Tsunami warning system finally ready, after 8 years

THAILAND - Thailand now has the best warning system in Southeast Asia, eight years after the Andaman coast was ravaged by a devastating tsunami on Boxing Day in 2004.

Before monstrous waves hit Thai shores and killed over 8,000 people in six provinces along the southern coast, no one knew the tsunami was coming.

All that will change with the early alert system and instruments installed by the National Disaster Warning Centre (NDWC) along the Andaman coast over the past eight years, backed by necessary regulations.

Now, ample time for evacuation is assured with streamlined regulations, in a bid to save lives.

The devastating waves killed 5,395 people - many of them foreign tourists - with another 2,817 people swept away or lost.

Over 58,550 people were affected, including 1,480 children who lost one or both parents.

"Within two minutes (after tsunami waves start to form), we can now calculate the speed and know exactly when they will reach the shore. Messages could be sent out immediately after the calculation," Captain Song Ekmahachai, chief of the NDWC's Disaster Warning and Dissemination Division, told The Nation in an exclusive interview.

He said alerts could be sent to the public within 15 minutes via satellite and warning towers.

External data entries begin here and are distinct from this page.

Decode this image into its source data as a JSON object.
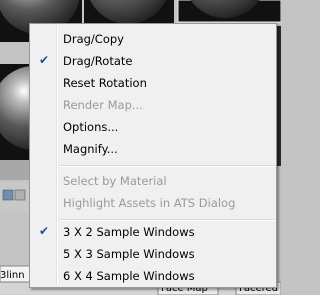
{
  "background": {
    "labels": [
      "3linn",
      "Face Map",
      "Facered"
    ]
  },
  "menu": {
    "items": [
      {
        "label": "Drag/Copy",
        "enabled": true,
        "checked": false
      },
      {
        "label": "Drag/Rotate",
        "enabled": true,
        "checked": true
      },
      {
        "label": "Reset Rotation",
        "enabled": true,
        "checked": false
      },
      {
        "label": "Render Map...",
        "enabled": false,
        "checked": false
      },
      {
        "label": "Options...",
        "enabled": true,
        "checked": false
      },
      {
        "label": "Magnify...",
        "enabled": true,
        "checked": false
      },
      {
        "label": "Select by Material",
        "enabled": false,
        "checked": false
      },
      {
        "label": "Highlight Assets in ATS Dialog",
        "enabled": false,
        "checked": false
      },
      {
        "label": "3 X 2 Sample Windows",
        "enabled": true,
        "checked": true
      },
      {
        "label": "5 X 3 Sample Windows",
        "enabled": true,
        "checked": false
      },
      {
        "label": "6 X 4 Sample Windows",
        "enabled": true,
        "checked": false
      }
    ],
    "check_glyph": "✔",
    "colors": {
      "check": "#1d4ea3",
      "disabled_text": "#9a9a9a",
      "menu_bg": "#f0f0f0"
    }
  }
}
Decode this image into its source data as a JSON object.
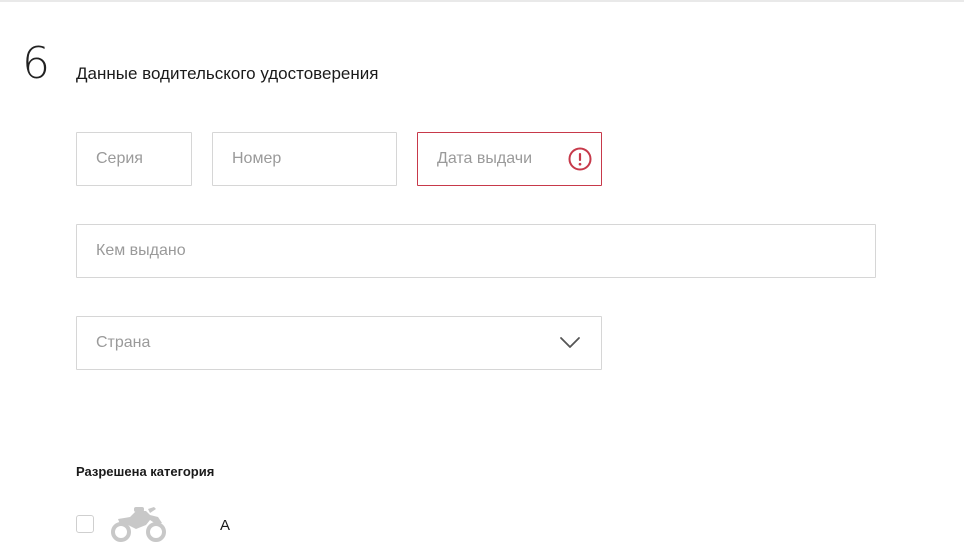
{
  "section": {
    "number": "6",
    "title": "Данные водительского удостоверения"
  },
  "fields": {
    "series": {
      "placeholder": "Серия",
      "value": ""
    },
    "number": {
      "placeholder": "Номер",
      "value": ""
    },
    "issue_date": {
      "placeholder": "Дата выдачи",
      "value": "",
      "state": "error"
    },
    "issued_by": {
      "placeholder": "Кем выдано",
      "value": ""
    },
    "country": {
      "placeholder": "Страна",
      "selected": ""
    }
  },
  "categories": {
    "heading": "Разрешена категория",
    "items": [
      {
        "label": "A",
        "icon": "motorcycle-icon",
        "checked": false
      }
    ]
  },
  "colors": {
    "error": "#c7394a",
    "border": "#d6d6d6",
    "placeholder": "#9a9a9a",
    "icon_gray": "#c8c8c8"
  }
}
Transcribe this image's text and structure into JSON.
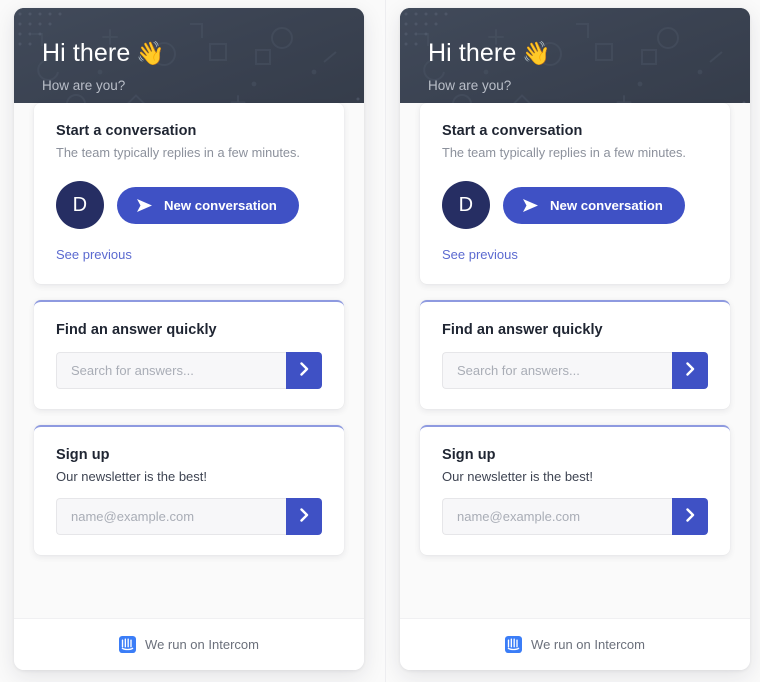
{
  "panels": [
    {
      "header": {
        "greeting": "Hi there",
        "wave_emoji": "👋",
        "subgreeting": "How are you?"
      },
      "conversation_card": {
        "title": "Start a conversation",
        "subtitle": "The team typically replies in a few minutes.",
        "avatar_initial": "D",
        "new_conversation_label": "New conversation",
        "see_previous_label": "See previous"
      },
      "search_card": {
        "title": "Find an answer quickly",
        "input_value": "",
        "input_placeholder": "Search for answers...",
        "submit_icon": "chevron-right-icon"
      },
      "signup_card": {
        "title": "Sign up",
        "subtitle": "Our newsletter is the best!",
        "input_value": "",
        "input_placeholder": "name@example.com",
        "submit_icon": "chevron-right-icon"
      },
      "footer": {
        "text": "We run on Intercom",
        "logo_icon": "intercom-logo-icon"
      }
    },
    {
      "header": {
        "greeting": "Hi there",
        "wave_emoji": "👋",
        "subgreeting": "How are you?"
      },
      "conversation_card": {
        "title": "Start a conversation",
        "subtitle": "The team typically replies in a few minutes.",
        "avatar_initial": "D",
        "new_conversation_label": "New conversation",
        "see_previous_label": "See previous"
      },
      "search_card": {
        "title": "Find an answer quickly",
        "input_value": "",
        "input_placeholder": "Search for answers...",
        "submit_icon": "chevron-right-icon"
      },
      "signup_card": {
        "title": "Sign up",
        "subtitle": "Our newsletter is the best!",
        "input_value": "",
        "input_placeholder": "name@example.com",
        "submit_icon": "chevron-right-icon"
      },
      "footer": {
        "text": "We run on Intercom",
        "logo_icon": "intercom-logo-icon"
      }
    }
  ],
  "theme": {
    "header_background": "#3a4251",
    "accent": "#3f51c5",
    "accent_light": "#8e9ae0",
    "avatar_background": "#262e63",
    "link_color": "#5b6ad0",
    "page_background": "#fafafa",
    "card_background": "#ffffff",
    "muted_text": "#8c919c"
  }
}
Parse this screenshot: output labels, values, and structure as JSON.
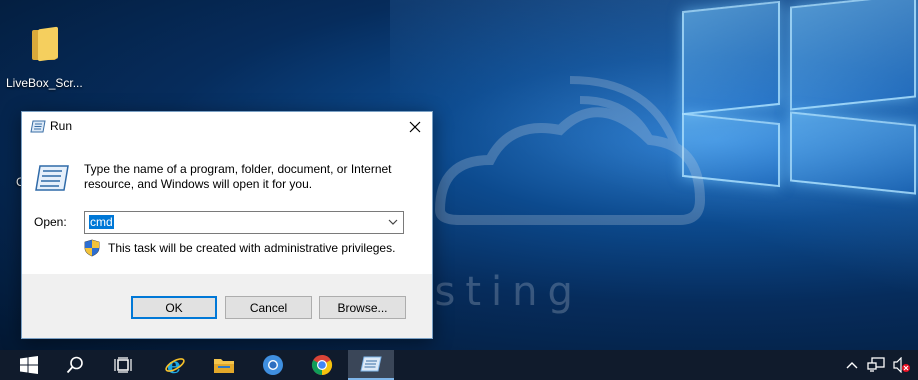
{
  "desktop": {
    "icons": [
      {
        "label": "LiveBox_Scr...",
        "icon": "folder-icon"
      }
    ],
    "partial_label": "C",
    "colors": {
      "wallpaper_dark": "#031833",
      "wallpaper_light": "#2f7fd0"
    }
  },
  "run_dialog": {
    "title": "Run",
    "description": "Type the name of a program, folder, document, or Internet resource, and Windows will open it for you.",
    "open_label": "Open:",
    "open_value": "cmd",
    "admin_note": "This task will be created with administrative privileges.",
    "buttons": {
      "ok": "OK",
      "cancel": "Cancel",
      "browse": "Browse..."
    },
    "colors": {
      "accent": "#0078d7",
      "footer_bg": "#f0f0f0"
    }
  },
  "taskbar": {
    "items": [
      {
        "name": "start",
        "icon": "windows-logo-icon"
      },
      {
        "name": "search",
        "icon": "search-icon"
      },
      {
        "name": "task-view",
        "icon": "task-view-icon"
      },
      {
        "name": "internet-explorer",
        "icon": "internet-explorer-icon"
      },
      {
        "name": "file-explorer",
        "icon": "folder-icon"
      },
      {
        "name": "chrome-blue",
        "icon": "chrome-icon"
      },
      {
        "name": "chrome",
        "icon": "chrome-icon"
      },
      {
        "name": "run",
        "icon": "run-icon",
        "active": true
      }
    ],
    "tray": [
      "chevron-up-icon",
      "network-icon",
      "volume-muted-icon"
    ]
  }
}
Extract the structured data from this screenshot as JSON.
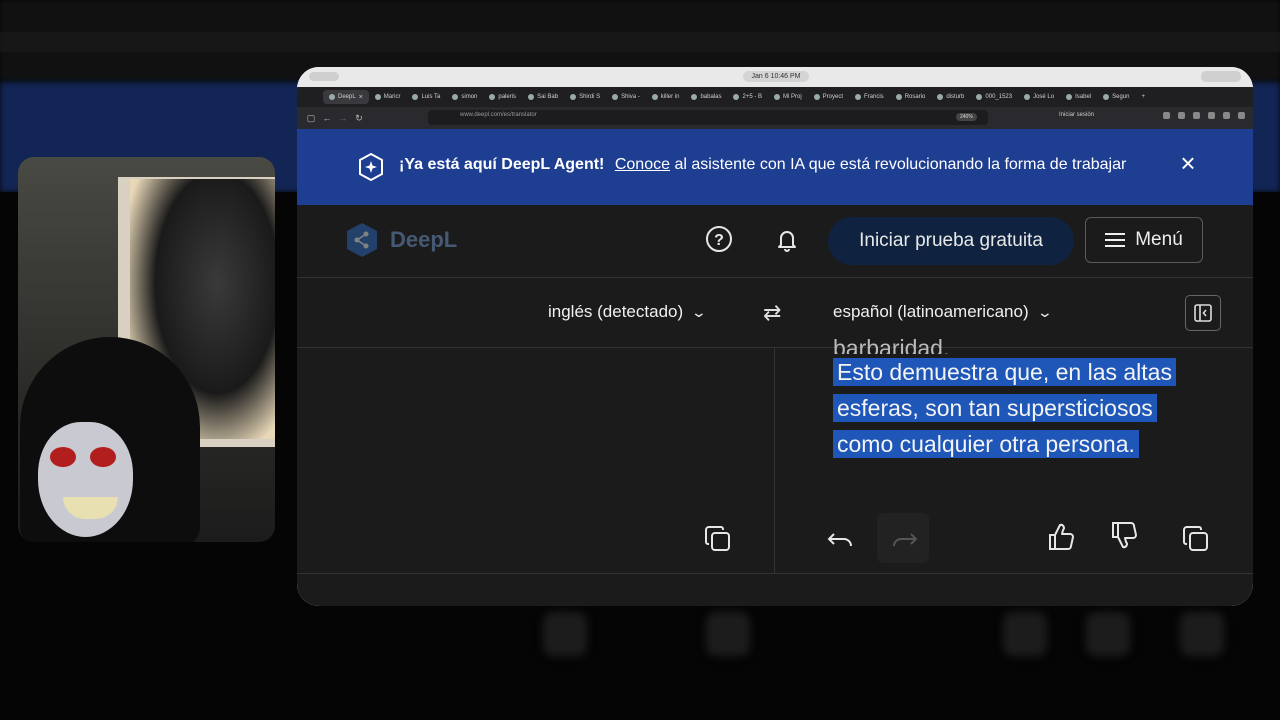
{
  "browser": {
    "clock": "Jan 6 10:46 PM",
    "tabs": [
      {
        "label": "DeepL",
        "active": true
      },
      {
        "label": "Maricr"
      },
      {
        "label": "Luis Ta"
      },
      {
        "label": "simon"
      },
      {
        "label": "paleris"
      },
      {
        "label": "Sai Bab"
      },
      {
        "label": "Shirdi S"
      },
      {
        "label": "Shiva -"
      },
      {
        "label": "killer in"
      },
      {
        "label": "babalas"
      },
      {
        "label": "2+5 - B"
      },
      {
        "label": "Mi Proj"
      },
      {
        "label": "Proyect"
      },
      {
        "label": "Francis"
      },
      {
        "label": "Rosario"
      },
      {
        "label": "disturb"
      },
      {
        "label": "000_1523"
      },
      {
        "label": "José Lo"
      },
      {
        "label": "Isabel"
      },
      {
        "label": "Segun"
      }
    ],
    "url": "www.deepl.com/es/translator",
    "zoom": "240%",
    "signin": "Iniciar sesión"
  },
  "promo": {
    "title": "¡Ya está aquí DeepL Agent!",
    "link": "Conoce",
    "text": "al asistente con IA que está revolucionando la forma de trabajar"
  },
  "header": {
    "logo": "DeepL",
    "trial_button": "Iniciar prueba gratuita",
    "menu_button": "Menú"
  },
  "languages": {
    "source": "inglés (detectado)",
    "target": "español (latinoamericano)"
  },
  "translation": {
    "partial_line": "barbaridad.",
    "highlighted_lines": [
      "Esto demuestra que, en las altas",
      "esferas, son tan supersticiosos",
      "como cualquier otra persona."
    ]
  }
}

To prevent another disaster from an earthquake-driven tsunami, the NDWC has set up 136 warning towers and three tsunami-detection buoys in the Andaman Sea - one near the coast and two others in the deep sea.

When an abnormal tidal wave is detected, the buoys send data to the NDWC via satellite, where staff members work around the clock to monitor updates on computer screens.

Many will miss the opportunity to celebrate New Year and other festivals.

The centre then double-checks data with the Thai Meteorological Department, the United States Geological Survey (USGS), the World Meteorological Organisation (WMO), and other authorised disaster monitoring agencies to confirm the occurrence.